As focuses on acceptability as well as on accessibility it was essential to facilitate the complex workflows in its domain of film documentation. For this reason we employed advanced models for task-oriented user interfaces for content-based analysis, annotation and retrieval.
Functional Structure
The collaboratory is a multi-functional software package integrating a large variety of functionalities, which are realized by cooperating software modules. It comprises several databases and different document representation schemata. XML is used as the uniform internal representation language for the documents in the repository and the associated metadata as well as for the implementation of the communication protocol among its system modules.
Document Pre-Processing
Digital Watermarking Engine - Through the use of digital watermarking aimed to ensure intellectual property rights in a public working environment by copyright watermarks, integrity watermarks, as well as digital signatures for the annotation and edition work of the expert users.
Intelligent Document Processing and Classification module - By using innovative machine learning techniques knowledge about digitized documents can be semi-automatically acquired and organized. This is achieved by automatic segmentation, layout analysis and classification of the scanned material.
Image and Video Analysis module - This module enables the automatic conceptual indexation and classification of photos and small film fragments. The results can be used to compare and associate the multimedia material with manually coded images or links to text documents.
System Layers
The system is structured into several functional layers.
Operational Layer - The Operational Layer can be described as a digital data repository. It comprises a variety of data, ranging from scanned-in text documents to multimedia data and the accumulated annotations related to one or more of these original data.
Domain Metadata Layer - In order to organize the stored data in a way that supports the complex knowledge-intensive tasks users want to perform on the repository contents suitable tools for metadata management are provided.

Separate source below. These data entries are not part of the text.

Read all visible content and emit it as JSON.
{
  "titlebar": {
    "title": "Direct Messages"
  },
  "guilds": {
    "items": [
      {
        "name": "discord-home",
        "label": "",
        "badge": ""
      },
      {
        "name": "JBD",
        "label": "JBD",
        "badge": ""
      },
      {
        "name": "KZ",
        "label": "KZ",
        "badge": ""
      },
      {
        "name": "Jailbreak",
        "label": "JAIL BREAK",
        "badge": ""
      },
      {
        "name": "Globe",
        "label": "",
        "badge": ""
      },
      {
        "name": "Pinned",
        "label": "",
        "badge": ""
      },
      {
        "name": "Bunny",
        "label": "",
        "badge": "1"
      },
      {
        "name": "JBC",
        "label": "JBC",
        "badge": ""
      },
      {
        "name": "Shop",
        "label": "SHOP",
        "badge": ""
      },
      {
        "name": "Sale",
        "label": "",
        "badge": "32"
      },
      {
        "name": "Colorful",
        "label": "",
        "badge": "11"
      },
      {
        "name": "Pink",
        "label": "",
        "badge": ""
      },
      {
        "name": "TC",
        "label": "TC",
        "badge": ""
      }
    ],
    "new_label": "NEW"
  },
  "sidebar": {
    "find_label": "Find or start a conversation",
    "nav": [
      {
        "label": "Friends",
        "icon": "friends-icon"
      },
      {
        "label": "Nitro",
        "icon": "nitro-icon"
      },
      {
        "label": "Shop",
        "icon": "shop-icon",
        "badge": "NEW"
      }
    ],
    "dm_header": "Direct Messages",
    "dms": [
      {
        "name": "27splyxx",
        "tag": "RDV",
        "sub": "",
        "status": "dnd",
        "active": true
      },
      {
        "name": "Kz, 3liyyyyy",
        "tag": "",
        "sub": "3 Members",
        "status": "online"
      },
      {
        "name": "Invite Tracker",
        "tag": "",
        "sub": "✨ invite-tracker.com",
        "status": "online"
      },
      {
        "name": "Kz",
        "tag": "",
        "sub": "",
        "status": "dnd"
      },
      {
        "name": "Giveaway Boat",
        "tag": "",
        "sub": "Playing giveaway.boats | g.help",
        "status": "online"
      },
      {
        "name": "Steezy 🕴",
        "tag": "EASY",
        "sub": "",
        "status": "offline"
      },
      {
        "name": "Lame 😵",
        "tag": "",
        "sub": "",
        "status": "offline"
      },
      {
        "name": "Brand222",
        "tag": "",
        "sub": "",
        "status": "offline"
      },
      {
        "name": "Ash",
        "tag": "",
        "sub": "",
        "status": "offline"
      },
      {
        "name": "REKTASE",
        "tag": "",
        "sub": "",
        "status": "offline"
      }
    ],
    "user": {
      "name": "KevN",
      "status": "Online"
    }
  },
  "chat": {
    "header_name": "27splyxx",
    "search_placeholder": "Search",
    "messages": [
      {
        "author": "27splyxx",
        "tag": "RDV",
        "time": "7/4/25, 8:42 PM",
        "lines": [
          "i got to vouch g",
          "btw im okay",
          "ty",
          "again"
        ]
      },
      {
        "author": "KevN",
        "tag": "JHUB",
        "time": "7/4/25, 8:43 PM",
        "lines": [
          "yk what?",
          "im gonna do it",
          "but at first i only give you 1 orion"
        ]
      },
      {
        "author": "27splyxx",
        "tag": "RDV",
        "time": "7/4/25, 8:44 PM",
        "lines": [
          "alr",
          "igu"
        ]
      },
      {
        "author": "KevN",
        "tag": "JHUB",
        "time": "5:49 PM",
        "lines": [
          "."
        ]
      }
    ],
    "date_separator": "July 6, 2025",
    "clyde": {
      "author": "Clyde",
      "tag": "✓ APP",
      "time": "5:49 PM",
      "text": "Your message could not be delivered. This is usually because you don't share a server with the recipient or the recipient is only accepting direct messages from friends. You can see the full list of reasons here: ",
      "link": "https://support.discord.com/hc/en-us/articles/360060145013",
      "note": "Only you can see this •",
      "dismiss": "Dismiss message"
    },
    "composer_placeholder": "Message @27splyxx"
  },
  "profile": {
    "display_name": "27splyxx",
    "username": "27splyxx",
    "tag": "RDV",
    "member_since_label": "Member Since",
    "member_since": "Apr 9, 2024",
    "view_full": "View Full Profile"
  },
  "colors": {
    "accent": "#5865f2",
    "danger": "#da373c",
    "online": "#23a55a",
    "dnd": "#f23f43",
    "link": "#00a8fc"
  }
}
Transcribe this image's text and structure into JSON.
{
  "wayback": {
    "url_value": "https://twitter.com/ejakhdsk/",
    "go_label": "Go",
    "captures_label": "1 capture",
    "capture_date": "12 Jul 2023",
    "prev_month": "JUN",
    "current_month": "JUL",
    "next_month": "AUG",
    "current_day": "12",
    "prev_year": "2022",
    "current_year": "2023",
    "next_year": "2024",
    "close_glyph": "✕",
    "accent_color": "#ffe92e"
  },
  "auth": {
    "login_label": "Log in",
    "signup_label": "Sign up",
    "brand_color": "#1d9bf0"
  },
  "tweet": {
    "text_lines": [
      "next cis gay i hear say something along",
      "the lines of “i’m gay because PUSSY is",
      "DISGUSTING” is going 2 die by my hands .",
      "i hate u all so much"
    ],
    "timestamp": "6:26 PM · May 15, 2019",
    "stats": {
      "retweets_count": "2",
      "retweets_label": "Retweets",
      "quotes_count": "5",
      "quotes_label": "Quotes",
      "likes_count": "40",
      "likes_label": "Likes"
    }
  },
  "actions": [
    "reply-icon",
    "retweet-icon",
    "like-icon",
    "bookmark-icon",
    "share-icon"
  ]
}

The knowledge structures, which are represented by specific XML schemata, constitute the Domain Model. They comply with current-day metadata standards, but we in we also needed to implement extensions to cope with the especially rich structure of our domain.
Task Layer - The system allows a wide variety of user types to access, work with and evaluate the digitized archive material. It was designed to support complex working tasks in historic film documentation. Therefore a generic task model was developed in order to support work tasks like source edition, identification of lost or cut film scenes, preparation of a virtual exhibition, etc. As the focus is on collaboration, groupware-like functionalities were also included, thus allowing for collaborative inspection and interpretation of source material.
Interface Layer - In order to support the users in accomplishing their tasks provides appropriate interfaces for the work with the digital documents. These interfaces are semi- automatically derived from the underlying task models. Certain specialized interface components for annotation, mark-up, editing, search and retrieval were implemente to facilitate user interaction. The specification of the interface structure also utilizes XML to allow for a generic mapping to concrete instantiations.